I Code Microservices. But I’m Called an Architect
- Sunil Dutt Jha

- Apr 30
- 4 min read

1. What I Do
My title says Architect. My work says something else.
I design microservices. I define APIs. I decide service boundaries. I review code structure. I guide teams on deployment patterns—Kubernetes, containers, scaling strategies.
This is important work. But is this architecture?
2. Where This Work Actually Sits (P5–P6)
What I actually operate inside is the implementation layer.
I work on how services are split, how they communicate, how they scale, how they are deployed. These are decisions about execution—how software is built and run. These sit in P5 (Implementation Tasks) and partly in P6 (Operations).

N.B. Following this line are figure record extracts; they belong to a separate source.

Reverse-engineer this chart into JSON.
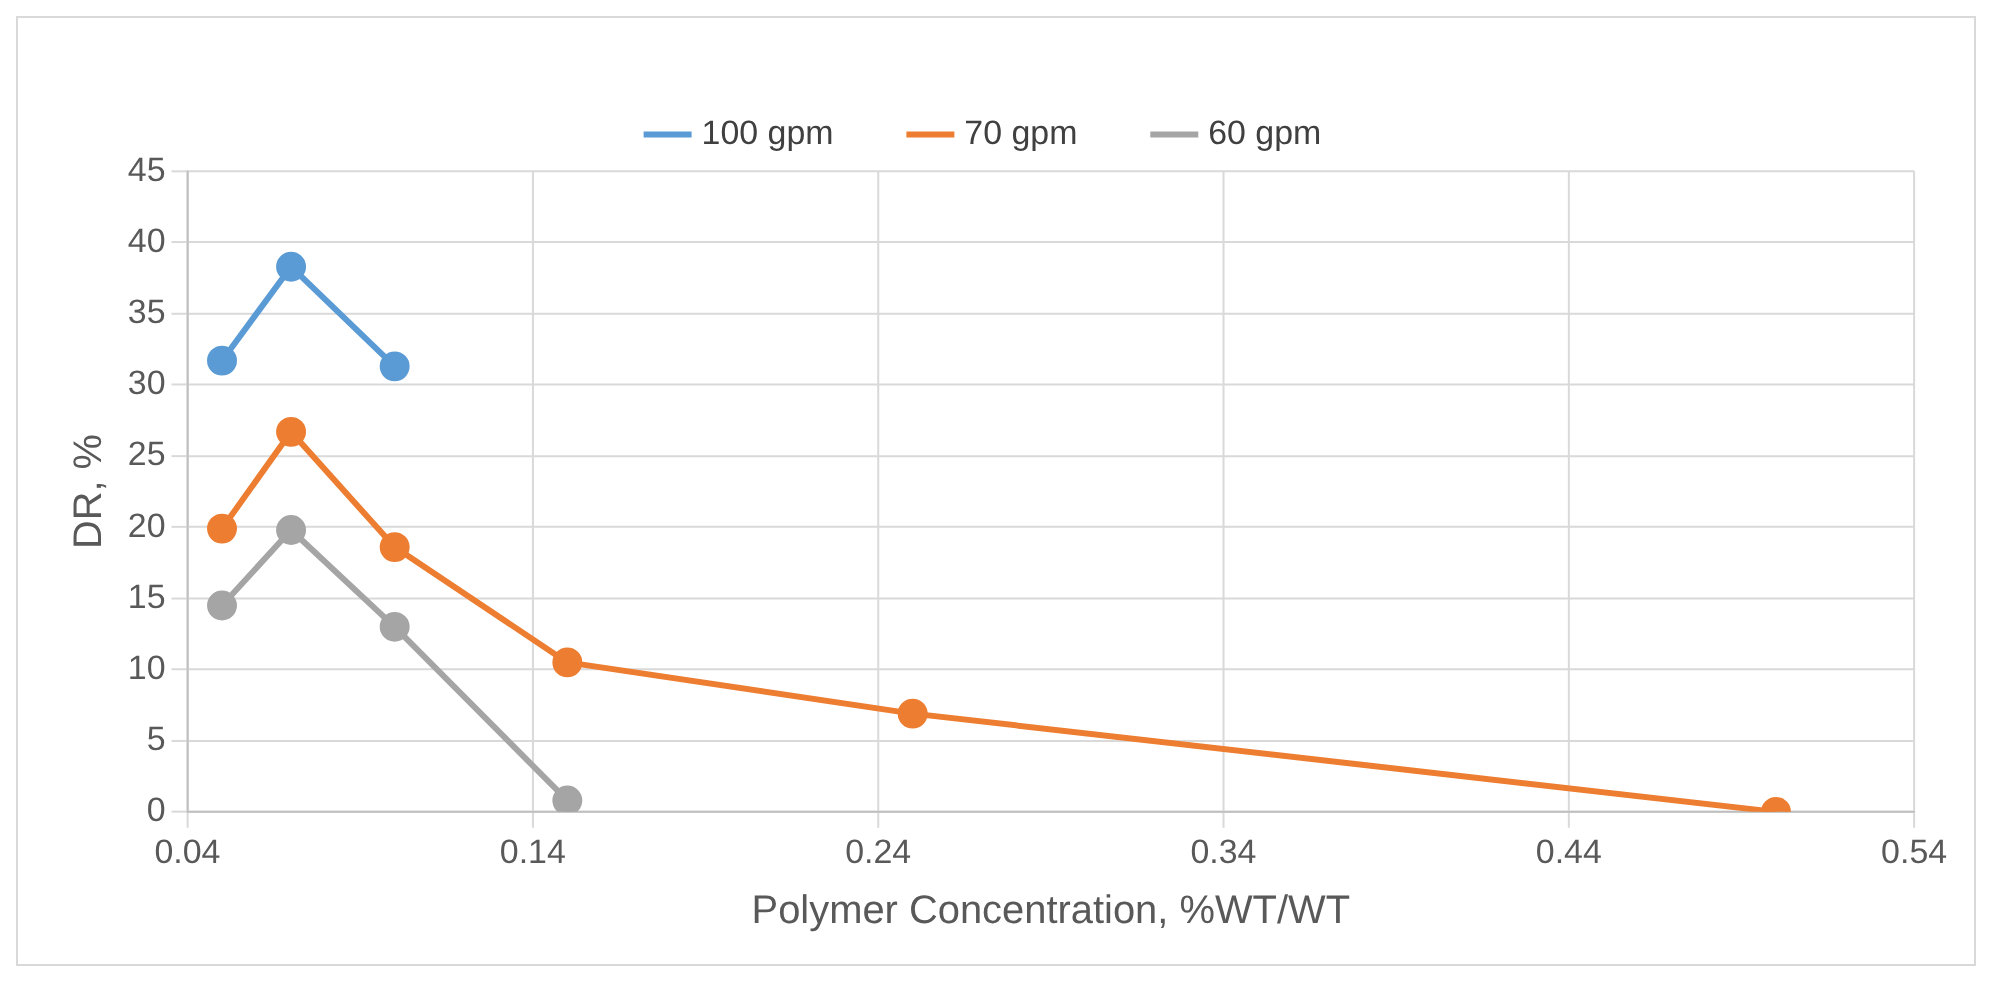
{
  "chart_data": {
    "type": "line",
    "xlabel": "Polymer Concentration, %WT/WT",
    "ylabel": "DR, %",
    "series": [
      {
        "name": "100 gpm",
        "color": "#5b9bd5",
        "x": [
          0.05,
          0.07,
          0.1
        ],
        "values": [
          31.7,
          38.3,
          31.3
        ]
      },
      {
        "name": "70 gpm",
        "color": "#ed7d31",
        "x": [
          0.05,
          0.07,
          0.1,
          0.15,
          0.25,
          0.5
        ],
        "values": [
          19.9,
          26.7,
          18.6,
          10.5,
          6.9,
          0
        ]
      },
      {
        "name": "60 gpm",
        "color": "#a5a5a5",
        "x": [
          0.05,
          0.07,
          0.1,
          0.15
        ],
        "values": [
          14.5,
          19.8,
          13,
          0.8
        ]
      }
    ],
    "xlim": [
      0.04,
      0.54
    ],
    "xticks": [
      0.04,
      0.14,
      0.24,
      0.34,
      0.44,
      0.54
    ],
    "ylim": [
      0,
      45
    ],
    "yticks": [
      0,
      5,
      10,
      15,
      20,
      25,
      30,
      35,
      40,
      45
    ],
    "grid": true,
    "legend": "top",
    "marker": "circle",
    "line_style": "solid"
  }
}
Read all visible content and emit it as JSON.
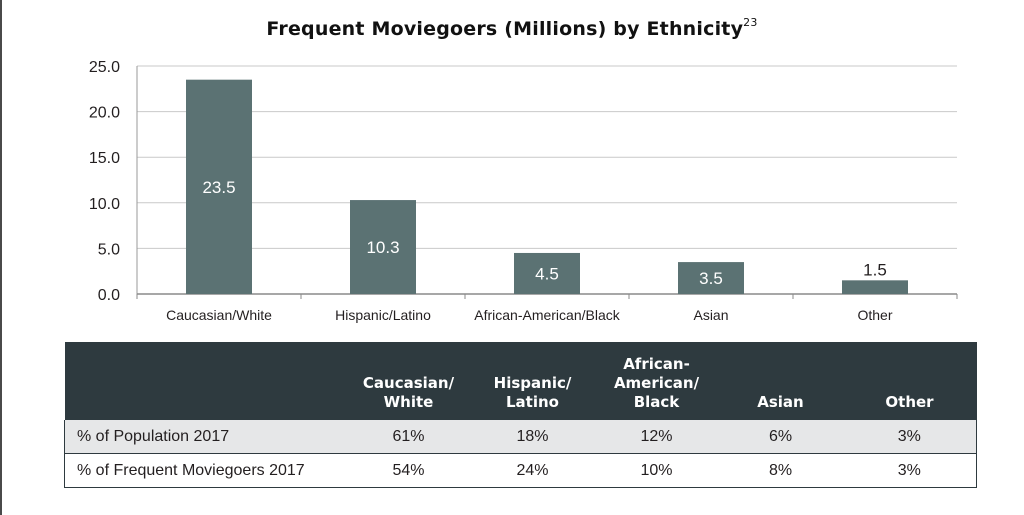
{
  "chart_data": {
    "type": "bar",
    "title": "Frequent Moviegoers (Millions) by Ethnicity",
    "title_superscript": "23",
    "categories": [
      "Caucasian/White",
      "Hispanic/Latino",
      "African-American/Black",
      "Asian",
      "Other"
    ],
    "values": [
      23.5,
      10.3,
      4.5,
      3.5,
      1.5
    ],
    "value_labels": [
      "23.5",
      "10.3",
      "4.5",
      "3.5",
      "1.5"
    ],
    "yticks": [
      "0.0",
      "5.0",
      "10.0",
      "15.0",
      "20.0",
      "25.0"
    ],
    "ylim": [
      0,
      25
    ],
    "xlabel": "",
    "ylabel": "",
    "grid": true,
    "bar_color": "#5b7273",
    "grid_color": "#c9c9c9"
  },
  "table": {
    "header_bg": "#2e3a3f",
    "columns": [
      "",
      "Caucasian/\nWhite",
      "Hispanic/\nLatino",
      "African-\nAmerican/\nBlack",
      "Asian",
      "Other"
    ],
    "rows": [
      {
        "label": "% of Population 2017",
        "cells": [
          "61%",
          "18%",
          "12%",
          "6%",
          "3%"
        ]
      },
      {
        "label": "% of Frequent Moviegoers 2017",
        "cells": [
          "54%",
          "24%",
          "10%",
          "8%",
          "3%"
        ]
      }
    ]
  }
}
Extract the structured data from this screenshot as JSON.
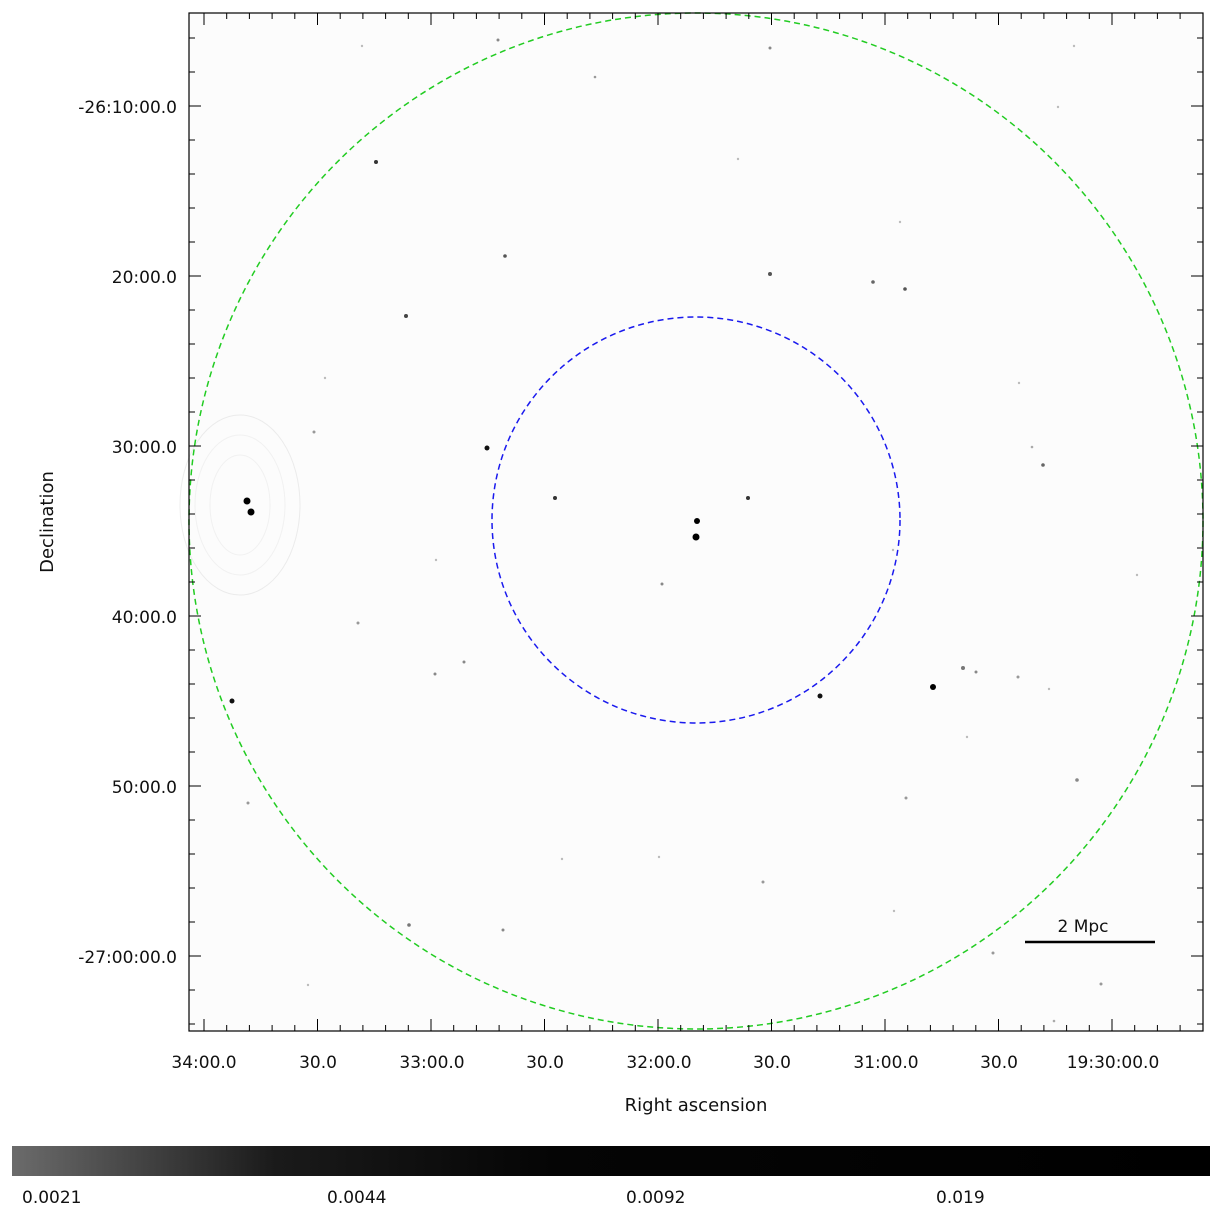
{
  "image": {
    "title": "",
    "xlabel": "Right ascension",
    "ylabel": "Declination",
    "x_ticks": [
      "34:00.0",
      "30.0",
      "33:00.0",
      "30.0",
      "32:00.0",
      "30.0",
      "31:00.0",
      "30.0",
      "19:30:00.0"
    ],
    "y_ticks": [
      "-26:10:00.0",
      "20:00.0",
      "30:00.0",
      "40:00.0",
      "50:00.0",
      "-27:00:00.0"
    ],
    "scale_bar_label": "2 Mpc",
    "colors": {
      "outer_circle": "#22cc22",
      "inner_circle": "#1a1aee",
      "background": "#fdfdfd"
    }
  },
  "colorbar": {
    "labels": [
      "0.0021",
      "0.0044",
      "0.0092",
      "0.019"
    ]
  }
}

Microservices, containerization, API contracts, CI/CD pipelines—these are all refinements of implementation. They improve agility, scalability, and maintainability.
But they do not define what the enterprise is, what decisions it must make, or how those decisions flow across departments. Yet I carry the title Architect.
3. Why I Believe I Am Doing Architecture
Because I define structure in code. Because I break monoliths into services. Because I influence how systems are designed. Because teams depend on my decisions.
All of this gives a sense of structural code control. But the code structure I define is for system implementation. It does not define the system, visualize the system, or show how the system fits inside the enterprise.